Esas No: 2012/9819
Karar No: 2012/11260
Yargıtay 20. Hukuk Dairesi 2012/9819 Esas 2012/11260 Karar Sayılı İlamı
"İçtihat Metni"
MAHKEMESİ :Asliye Hukuk Mahkemesi
Taraflar arasındaki tescil davasının yapılan duruşması sonunda kurulan hükmün Yargıtayca incelenmesi davacı vekili ile davalı Hazine vekili tarafından istenilmekle, süresinde olduğu anlaşılan temyiz dilekçesinin kabulüne karar verildikten sonra dosya incelendi, gereği düşünüldü:
K A R A R
Davacı vekili, 21.10.2005 tarihli dava dilekçesinde, sınırlarını bildirdiği ... köyünde yörede 6831 sayılı Yasaya göre çalışma yapan ve fakat çalışmalarını sonuçlandırmayan 63 numaralı Orman Kadastro Komisyonunca P.64 ve P.65 numara verilerek orman içi ziraat poligonu olarak ayrılan alan içinde bulunan taşınmazın tapuda kayıtlı olmadığını, bu taşınmazı 27.06.2004 tarihli senetle ... oğlu ..."den haricen satın ve zilyetliğini devir aldıklarını, kazandırıcı zamanaşımı zilyetliği yoluyla taşınmaz edinme koşullarının yararlarına oluştuğunu iddia ederek, Medenî Yasanın 713. maddesi hükmüne göre adına tescilini istemiştir. Mahkemece, davacının davasının reddine, fen bilirkişi tarafından düzenlenen 05/05/2006 tarihli raporda koordinatları belirtilen dava konusu taşınmazın orman niteliği ile Hazine adına tapuya kayıt ve tesciline karar verilmiş, hüküm davacı şirket vekili ile davalı Hazine vekili tarafından temyiz edilmiştir.

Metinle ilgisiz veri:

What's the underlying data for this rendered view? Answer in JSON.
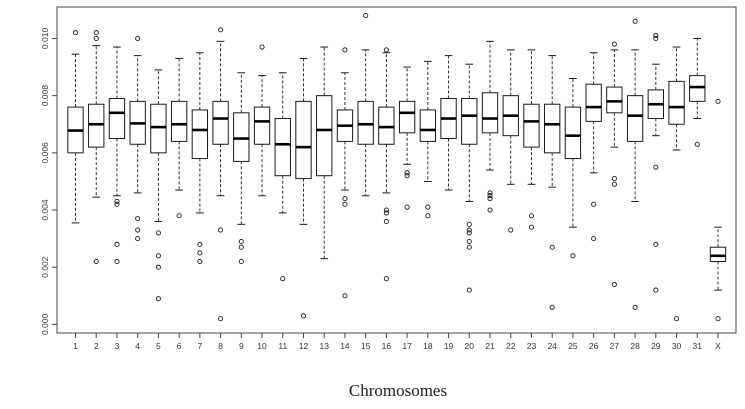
{
  "chart_data": {
    "type": "box",
    "xlabel": "Chromosomes",
    "ylabel": "",
    "ylim": [
      -0.0003,
      0.0111
    ],
    "yticks": [
      0.0,
      0.002,
      0.004,
      0.006,
      0.008,
      0.01
    ],
    "ytick_labels": [
      "0.000",
      "0.002",
      "0.004",
      "0.006",
      "0.008",
      "0.010"
    ],
    "categories": [
      "1",
      "2",
      "3",
      "4",
      "5",
      "6",
      "7",
      "8",
      "9",
      "10",
      "11",
      "12",
      "13",
      "14",
      "15",
      "16",
      "17",
      "18",
      "19",
      "20",
      "21",
      "22",
      "23",
      "24",
      "25",
      "26",
      "27",
      "28",
      "29",
      "30",
      "31",
      "X"
    ],
    "boxes": [
      {
        "label": "1",
        "whislo": 0.00355,
        "q1": 0.006,
        "med": 0.00678,
        "q3": 0.0076,
        "whishi": 0.00945,
        "outliers": [
          0.0102
        ]
      },
      {
        "label": "2",
        "whislo": 0.00445,
        "q1": 0.0062,
        "med": 0.007,
        "q3": 0.0077,
        "whishi": 0.00975,
        "outliers": [
          0.0102,
          0.01,
          0.0022
        ]
      },
      {
        "label": "3",
        "whislo": 0.0045,
        "q1": 0.0065,
        "med": 0.0074,
        "q3": 0.0079,
        "whishi": 0.0097,
        "outliers": [
          0.0043,
          0.0042,
          0.0028,
          0.0022
        ]
      },
      {
        "label": "4",
        "whislo": 0.0046,
        "q1": 0.0063,
        "med": 0.00703,
        "q3": 0.0078,
        "whishi": 0.0094,
        "outliers": [
          0.01,
          0.0037,
          0.0033,
          0.003
        ]
      },
      {
        "label": "5",
        "whislo": 0.0036,
        "q1": 0.006,
        "med": 0.0069,
        "q3": 0.0077,
        "whishi": 0.0089,
        "outliers": [
          0.0032,
          0.0024,
          0.002,
          0.0009
        ]
      },
      {
        "label": "6",
        "whislo": 0.0047,
        "q1": 0.0064,
        "med": 0.007,
        "q3": 0.0078,
        "whishi": 0.0093,
        "outliers": [
          0.0038
        ]
      },
      {
        "label": "7",
        "whislo": 0.0039,
        "q1": 0.0058,
        "med": 0.0068,
        "q3": 0.0075,
        "whishi": 0.0095,
        "outliers": [
          0.0028,
          0.0025,
          0.0022
        ]
      },
      {
        "label": "8",
        "whislo": 0.0045,
        "q1": 0.0063,
        "med": 0.0072,
        "q3": 0.0078,
        "whishi": 0.0099,
        "outliers": [
          0.0103,
          0.0033,
          0.0002
        ]
      },
      {
        "label": "9",
        "whislo": 0.0035,
        "q1": 0.0057,
        "med": 0.0065,
        "q3": 0.0074,
        "whishi": 0.0088,
        "outliers": [
          0.0029,
          0.0027,
          0.0022
        ]
      },
      {
        "label": "10",
        "whislo": 0.0045,
        "q1": 0.0063,
        "med": 0.0071,
        "q3": 0.0076,
        "whishi": 0.0087,
        "outliers": [
          0.0097
        ]
      },
      {
        "label": "11",
        "whislo": 0.0039,
        "q1": 0.0052,
        "med": 0.0063,
        "q3": 0.0072,
        "whishi": 0.0088,
        "outliers": [
          0.0016
        ]
      },
      {
        "label": "12",
        "whislo": 0.0035,
        "q1": 0.0051,
        "med": 0.0062,
        "q3": 0.0078,
        "whishi": 0.0093,
        "outliers": [
          0.0003
        ]
      },
      {
        "label": "13",
        "whislo": 0.0023,
        "q1": 0.0052,
        "med": 0.0068,
        "q3": 0.008,
        "whishi": 0.0097,
        "outliers": []
      },
      {
        "label": "14",
        "whislo": 0.0047,
        "q1": 0.0064,
        "med": 0.00695,
        "q3": 0.0075,
        "whishi": 0.0088,
        "outliers": [
          0.0096,
          0.0044,
          0.0042,
          0.001
        ]
      },
      {
        "label": "15",
        "whislo": 0.0045,
        "q1": 0.0063,
        "med": 0.007,
        "q3": 0.0078,
        "whishi": 0.0096,
        "outliers": [
          0.0108
        ]
      },
      {
        "label": "16",
        "whislo": 0.0046,
        "q1": 0.0063,
        "med": 0.0069,
        "q3": 0.0076,
        "whishi": 0.0095,
        "outliers": [
          0.0096,
          0.004,
          0.0039,
          0.0036,
          0.0016
        ]
      },
      {
        "label": "17",
        "whislo": 0.0056,
        "q1": 0.0067,
        "med": 0.0074,
        "q3": 0.0078,
        "whishi": 0.009,
        "outliers": [
          0.0053,
          0.0052,
          0.0041
        ]
      },
      {
        "label": "18",
        "whislo": 0.005,
        "q1": 0.0064,
        "med": 0.0068,
        "q3": 0.0075,
        "whishi": 0.0092,
        "outliers": [
          0.0041,
          0.0038
        ]
      },
      {
        "label": "19",
        "whislo": 0.0047,
        "q1": 0.0065,
        "med": 0.0072,
        "q3": 0.0079,
        "whishi": 0.0094,
        "outliers": []
      },
      {
        "label": "20",
        "whislo": 0.0043,
        "q1": 0.0063,
        "med": 0.0073,
        "q3": 0.0079,
        "whishi": 0.0091,
        "outliers": [
          0.0035,
          0.0033,
          0.0032,
          0.0029,
          0.0027,
          0.0012
        ]
      },
      {
        "label": "21",
        "whislo": 0.0054,
        "q1": 0.0067,
        "med": 0.0072,
        "q3": 0.0081,
        "whishi": 0.0099,
        "outliers": [
          0.0046,
          0.0045,
          0.0044,
          0.004
        ]
      },
      {
        "label": "22",
        "whislo": 0.0049,
        "q1": 0.0066,
        "med": 0.0073,
        "q3": 0.008,
        "whishi": 0.0096,
        "outliers": [
          0.0033
        ]
      },
      {
        "label": "23",
        "whislo": 0.0049,
        "q1": 0.0062,
        "med": 0.0071,
        "q3": 0.0077,
        "whishi": 0.0096,
        "outliers": [
          0.0038,
          0.0034
        ]
      },
      {
        "label": "24",
        "whislo": 0.0048,
        "q1": 0.006,
        "med": 0.007,
        "q3": 0.0077,
        "whishi": 0.0094,
        "outliers": [
          0.0027,
          0.0006
        ]
      },
      {
        "label": "25",
        "whislo": 0.0034,
        "q1": 0.0058,
        "med": 0.0066,
        "q3": 0.0076,
        "whishi": 0.0086,
        "outliers": [
          0.0024
        ]
      },
      {
        "label": "26",
        "whislo": 0.0053,
        "q1": 0.0071,
        "med": 0.0076,
        "q3": 0.0084,
        "whishi": 0.0095,
        "outliers": [
          0.0042,
          0.003
        ]
      },
      {
        "label": "27",
        "whislo": 0.0062,
        "q1": 0.0074,
        "med": 0.0078,
        "q3": 0.0083,
        "whishi": 0.0096,
        "outliers": [
          0.0098,
          0.0051,
          0.0049,
          0.0014
        ]
      },
      {
        "label": "28",
        "whislo": 0.0043,
        "q1": 0.0064,
        "med": 0.0073,
        "q3": 0.008,
        "whishi": 0.0096,
        "outliers": [
          0.0106,
          0.0006
        ]
      },
      {
        "label": "29",
        "whislo": 0.0066,
        "q1": 0.0072,
        "med": 0.0077,
        "q3": 0.0082,
        "whishi": 0.0091,
        "outliers": [
          0.0101,
          0.01,
          0.0055,
          0.0028,
          0.0012
        ]
      },
      {
        "label": "30",
        "whislo": 0.0061,
        "q1": 0.007,
        "med": 0.0076,
        "q3": 0.0085,
        "whishi": 0.0097,
        "outliers": [
          0.0002
        ]
      },
      {
        "label": "31",
        "whislo": 0.0072,
        "q1": 0.0078,
        "med": 0.0083,
        "q3": 0.0087,
        "whishi": 0.01,
        "outliers": [
          0.0063
        ]
      },
      {
        "label": "X",
        "whislo": 0.0012,
        "q1": 0.0022,
        "med": 0.0024,
        "q3": 0.0027,
        "whishi": 0.0034,
        "outliers": [
          0.0078,
          0.0002
        ]
      }
    ],
    "grid": false,
    "legend": "none",
    "colors": {
      "stroke": "#1a1a1a",
      "median": "#000000",
      "background": "#ffffff"
    }
  }
}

Dava dilekçesindeki açıklamaya göre dava; Medenî Yasanın 713. maddesi hükmü uyarınca tapusuz olan taşınmazın tescili istemine ilişkindir.
Çekişmeli taşınmazın bulunduğu yerde dava tarihinden önce orman kadastrosu ve genel arazi kadastrosu yapılmamıştır.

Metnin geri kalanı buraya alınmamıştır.